Robotics engineers at the Max Planck Institute for Intelligent Systems (MPI-IS) in Stuttgart have developed a jellyfish-inspired underwater robot, which they hope will one day help clean up oceans by collecting debris, wastr and plastics.
The prototype developed by the team is reportedly nearly noiseless and is designed to capture objects underneath its body without physical making contact. This feature was implemented to minimise its impact on delicate environments, such as coral reefs.
Other environmental remediation projects have sought to use robotics solutions to clean up marine environments, such as a microplastic-absorbing fish developed by roboticists in China.
The team at the Max Planck Institute believe that many existing underwater robots are bulky with rigid bodies, meaning they are unable to explore and sample in complex and unstructured environments. They also create noise distribution for marine wildlife due to their use of electrical motors or hydraulic pumps.
To combat some of these challenges, the team in Stuttgart constructed a jellyfish-inspired robot the size of a human hand, dubbed ‘Jellyfish-Bot’.
A paper concerning the robot, named “A Versatile Jellyfish-like Robotic Platform for Effective Underwater Propulsion and Manipulation” was published in Science Advances on April 12, 2023.
The build the bot, the team used electrohydraulic actuators through which electricity flows. The actuators serve as artificial muscles which power the robot. The bot also features HASELs, which are vegetable oil filled plastic pouches that are partially covered by electrodes.
These ‘muscles’ are then surrounded by air cushions, as well as soft and rigid components that work to stabilise the robot and make it waterproof. This way, the high voltage running through the actuators cannot come into contact with the surrounding water.
Small wires provide electricity to make the muscles contract and expand, thereby allowing the robot to swim.
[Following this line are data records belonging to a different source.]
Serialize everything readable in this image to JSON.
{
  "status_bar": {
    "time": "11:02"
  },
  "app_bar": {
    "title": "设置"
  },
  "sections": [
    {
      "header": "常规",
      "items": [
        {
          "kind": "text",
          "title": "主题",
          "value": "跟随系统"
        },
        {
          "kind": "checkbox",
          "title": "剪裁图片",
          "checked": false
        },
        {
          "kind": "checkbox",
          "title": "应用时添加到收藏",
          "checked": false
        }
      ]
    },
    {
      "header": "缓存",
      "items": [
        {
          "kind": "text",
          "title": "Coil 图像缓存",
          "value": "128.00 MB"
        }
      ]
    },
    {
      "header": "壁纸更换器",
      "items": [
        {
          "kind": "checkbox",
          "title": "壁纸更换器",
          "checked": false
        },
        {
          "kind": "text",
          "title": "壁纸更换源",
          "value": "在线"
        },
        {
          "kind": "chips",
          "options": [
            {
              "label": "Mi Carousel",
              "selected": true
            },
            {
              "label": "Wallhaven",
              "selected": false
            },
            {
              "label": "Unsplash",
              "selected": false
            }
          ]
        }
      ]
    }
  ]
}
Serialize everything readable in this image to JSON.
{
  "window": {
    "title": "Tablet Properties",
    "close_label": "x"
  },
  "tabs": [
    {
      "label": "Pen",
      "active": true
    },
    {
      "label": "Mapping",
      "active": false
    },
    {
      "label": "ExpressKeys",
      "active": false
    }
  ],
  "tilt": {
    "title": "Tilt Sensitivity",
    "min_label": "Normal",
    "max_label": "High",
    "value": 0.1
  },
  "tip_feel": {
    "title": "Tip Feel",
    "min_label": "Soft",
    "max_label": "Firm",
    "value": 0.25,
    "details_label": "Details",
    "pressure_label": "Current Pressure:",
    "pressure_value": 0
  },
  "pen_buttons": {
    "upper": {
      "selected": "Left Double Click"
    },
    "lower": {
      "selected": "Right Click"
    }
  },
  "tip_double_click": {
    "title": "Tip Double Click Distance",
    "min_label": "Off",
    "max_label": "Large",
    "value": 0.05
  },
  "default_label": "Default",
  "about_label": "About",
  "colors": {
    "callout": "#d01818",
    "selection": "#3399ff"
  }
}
“When a jellyfish swims upwards, it can trap objects along its path as it creates fluid flows around its body. In this way it can also collect nutrients,” said Tianlu Wang, postdoctoral student in the Physical Intelligence Department at MPI-IS and first author of the publication.
“Our robot, too, circulates the water around it. This function is useful in collecting objects such as waste particles.
“It can then transport the litter to the surface where it can later be recycled. Meanwhile, there is no negative effect on the surrounding environment. The interaction with aquatic species is gentle and noise-free.”
Co-author of the paper Hyeong-Joon Joo, from the Robotic Materials Department, added: “[Some] 70% of marine litter is estimated to sink to the seabed. Plastics make up more than 60% of this litter, taking hundreds of years to degrade.
“Therefore, we saw an urgent need to develop a robot which can manipulate objects such as litter and transport it upwards. We hope that underwater robots could one day assist in cleaning up our oceans.”
The bots top speed is 6.1 cm/s, according to its developers, who also claim that robot also requires a ‘low’ input power of about100 mW. And it is safe for humans and fish should the polymer material insulating the robot one day tear apart.
The first step was to develop Jellyfish-Bot with one electrode with six fingers or arms. In a second step, the team divided the single piece of electrode into groups of two and four.
To enable wireless manipulation of the bot, the team incorporated functional equipment such as battery and wireless communication modules. The team likewise attached a buoyancy unit at the top of the robot and a battery and microcontroller to the bottom, before testing the robot in Stuttgart campus’ pond.